# Rustic camping near Munising



## Dangerous1 (Mar 7, 2012)

I was wondering if anyone could give some insight on some good established campsites in or near the Munising area. I plan on checking out Pictured Rocks for the first time with my girlfriend and have never been to the U.P.. Any help would be appreciated as many of the sites I see do not have websites. Thanks!


----------



## tdejong302 (Nov 28, 2004)

The city of munising runs/owns the tourist park by Christmas. The tourist park has an excellent facility that offers showers, and bathrooms and electrical hookup. No vault toilets. Views are wonderful. Bay Furnace campground in Christmas is state or fed. run. It also offers some good camping....no showers and has vault toilets. Grand Marias offers pretty much what the tourist park offers. Nice bathrooms, electric hookup and a wonderful beach and views. 

Hunts Guide to the U.P. can be purchased for $18 from most bookstores and had more info about restraurants, campgrounds and sightseeing. 

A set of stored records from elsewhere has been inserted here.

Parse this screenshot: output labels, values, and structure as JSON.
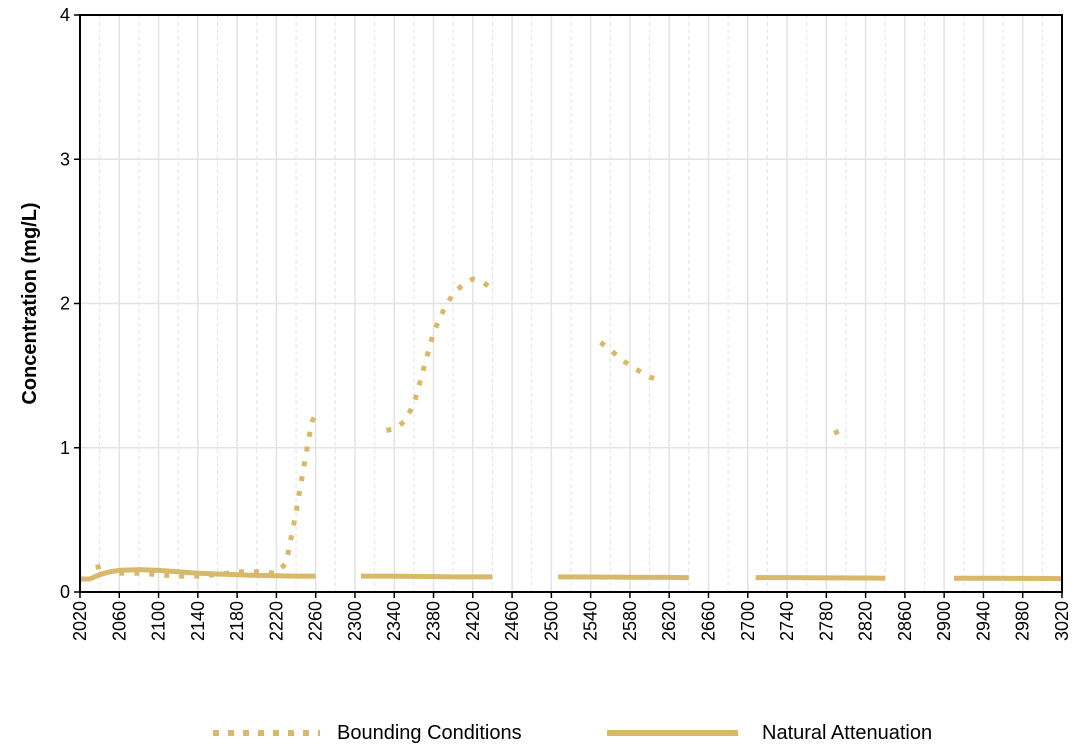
{
  "chart_data": {
    "type": "line",
    "title": "",
    "xlabel": "",
    "ylabel": "Concentration (mg/L)",
    "xlim": [
      2020,
      3020
    ],
    "ylim": [
      0,
      4
    ],
    "x_ticks": [
      2020,
      2060,
      2100,
      2140,
      2180,
      2220,
      2260,
      2300,
      2340,
      2380,
      2420,
      2460,
      2500,
      2540,
      2580,
      2620,
      2660,
      2700,
      2740,
      2780,
      2820,
      2860,
      2900,
      2940,
      2980,
      3020
    ],
    "y_ticks": [
      0,
      1,
      2,
      3,
      4
    ],
    "grid": true,
    "legend_position": "bottom",
    "colors": {
      "series": "#d8b86a",
      "grid": "#e3e3e3",
      "axis": "#000000"
    },
    "series": [
      {
        "name": "Bounding Conditions",
        "style": "dotted",
        "segments": [
          [
            [
              2036,
              0.17
            ],
            [
              2042,
              0.18
            ]
          ],
          [
            [
              2060,
              0.13
            ],
            [
              2080,
              0.13
            ],
            [
              2100,
              0.12
            ],
            [
              2120,
              0.11
            ],
            [
              2140,
              0.11
            ],
            [
              2160,
              0.12
            ],
            [
              2180,
              0.14
            ],
            [
              2200,
              0.14
            ],
            [
              2220,
              0.13
            ],
            [
              2230,
              0.2
            ],
            [
              2240,
              0.55
            ],
            [
              2250,
              0.95
            ],
            [
              2256,
              1.18
            ],
            [
              2260,
              1.23
            ]
          ],
          [
            [
              2332,
              1.12
            ],
            [
              2340,
              1.13
            ],
            [
              2350,
              1.18
            ],
            [
              2360,
              1.3
            ],
            [
              2370,
              1.55
            ],
            [
              2380,
              1.8
            ],
            [
              2390,
              1.95
            ],
            [
              2400,
              2.07
            ],
            [
              2410,
              2.13
            ],
            [
              2420,
              2.17
            ],
            [
              2430,
              2.15
            ],
            [
              2440,
              2.1
            ]
          ],
          [
            [
              2550,
              1.73
            ],
            [
              2560,
              1.68
            ],
            [
              2570,
              1.62
            ],
            [
              2580,
              1.57
            ],
            [
              2590,
              1.53
            ],
            [
              2600,
              1.49
            ],
            [
              2610,
              1.47
            ]
          ],
          [
            [
              2788,
              1.1
            ],
            [
              2794,
              1.12
            ]
          ]
        ]
      },
      {
        "name": "Natural Attenuation",
        "style": "solid",
        "segments": [
          [
            [
              2020,
              0.09
            ],
            [
              2030,
              0.09
            ],
            [
              2040,
              0.12
            ],
            [
              2050,
              0.14
            ],
            [
              2060,
              0.15
            ],
            [
              2080,
              0.155
            ],
            [
              2100,
              0.15
            ],
            [
              2120,
              0.14
            ],
            [
              2140,
              0.13
            ],
            [
              2160,
              0.125
            ],
            [
              2180,
              0.12
            ],
            [
              2200,
              0.115
            ],
            [
              2220,
              0.112
            ],
            [
              2240,
              0.11
            ],
            [
              2260,
              0.11
            ]
          ],
          [
            [
              2306,
              0.11
            ],
            [
              2330,
              0.11
            ],
            [
              2360,
              0.108
            ],
            [
              2400,
              0.105
            ],
            [
              2440,
              0.105
            ]
          ],
          [
            [
              2507,
              0.105
            ],
            [
              2540,
              0.104
            ],
            [
              2580,
              0.102
            ],
            [
              2620,
              0.101
            ],
            [
              2640,
              0.1
            ]
          ],
          [
            [
              2708,
              0.1
            ],
            [
              2740,
              0.1
            ],
            [
              2780,
              0.098
            ],
            [
              2820,
              0.097
            ],
            [
              2840,
              0.096
            ]
          ],
          [
            [
              2910,
              0.095
            ],
            [
              2950,
              0.095
            ],
            [
              2990,
              0.094
            ],
            [
              3020,
              0.093
            ]
          ]
        ]
      }
    ]
  }
}
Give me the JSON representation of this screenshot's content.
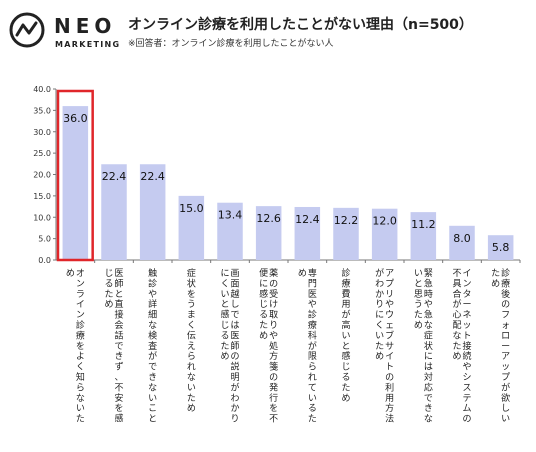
{
  "brand": {
    "name": "NEO",
    "sub": "MARKETING"
  },
  "chart_data": {
    "type": "bar",
    "title": "オンライン診療を利用したことがない理由（n=500）",
    "subtitle": "※回答者：オンライン診療を利用したことがない人",
    "categories": [
      "オンライン診療をよく知らないため",
      "医師と直接会話できず、不安を感じるため",
      "触診や詳細な検査ができないこと",
      "症状をうまく伝えられないため",
      "画面越しでは医師の説明がわかりにくいと感じるため",
      "薬の受け取りや処方箋の発行を不便に感じるため",
      "専門医や診療科が限られているため",
      "診療費用が高いと感じるため",
      "アプリやウェブサイトの利用方法がわかりにくいため",
      "緊急時や急な症状には対応できないと思うため",
      "インターネット接続やシステムの不具合が心配なため",
      "診療後のフォローアップが欲しいため"
    ],
    "values": [
      36.0,
      22.4,
      22.4,
      15.0,
      13.4,
      12.6,
      12.4,
      12.2,
      12.0,
      11.2,
      8.0,
      5.8
    ],
    "value_labels": [
      "36.0",
      "22.4",
      "22.4",
      "15.0",
      "13.4",
      "12.6",
      "12.4",
      "12.2",
      "12.0",
      "11.2",
      "8.0",
      "5.8"
    ],
    "yticks": [
      "0.0",
      "5.0",
      "10.0",
      "15.0",
      "20.0",
      "25.0",
      "30.0",
      "35.0",
      "40.0"
    ],
    "ylim": [
      0,
      40
    ],
    "highlight_index": 0,
    "grid": false,
    "legend": "none",
    "colors": {
      "bar": "#c5cbf0",
      "highlight_border": "#e0262a",
      "axis": "#777777"
    }
  }
}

Todd at http://www.powellshoreslodge.com in Munising.


----------



## Nork (Apr 29, 2009)

Kingston Lake is rustic camping, east of Munising. I've driven through it and it looks pretty cool. And it's close to Pictured Rocks. Check out the DNR website and it will list a couple of other state forest campgrounds in the area.


----------



## micwtx (May 15, 2012)

I hear that the Hiawatha National Forest campgrounds are opening May 11, 2012. I have visited most of them and they are always clean and well kept. They are operated by Recreation Resource Management and they put Camp Hosts in most of the Campgrounds except for the smaller ones but hosts from other campgrounds come by frequently for cleaning and to collect fees. Look at www.recreation.gov and you can find campgrounds in almost any state in the US. Have a great trip.


----------



## Dangerous1 (Mar 7, 2012)

Thanks to everyone for the info. I found a bunch of campsites online...but prefer to hear a more informed suggestion(from people who have actually experienced the camp site). Thanks


----------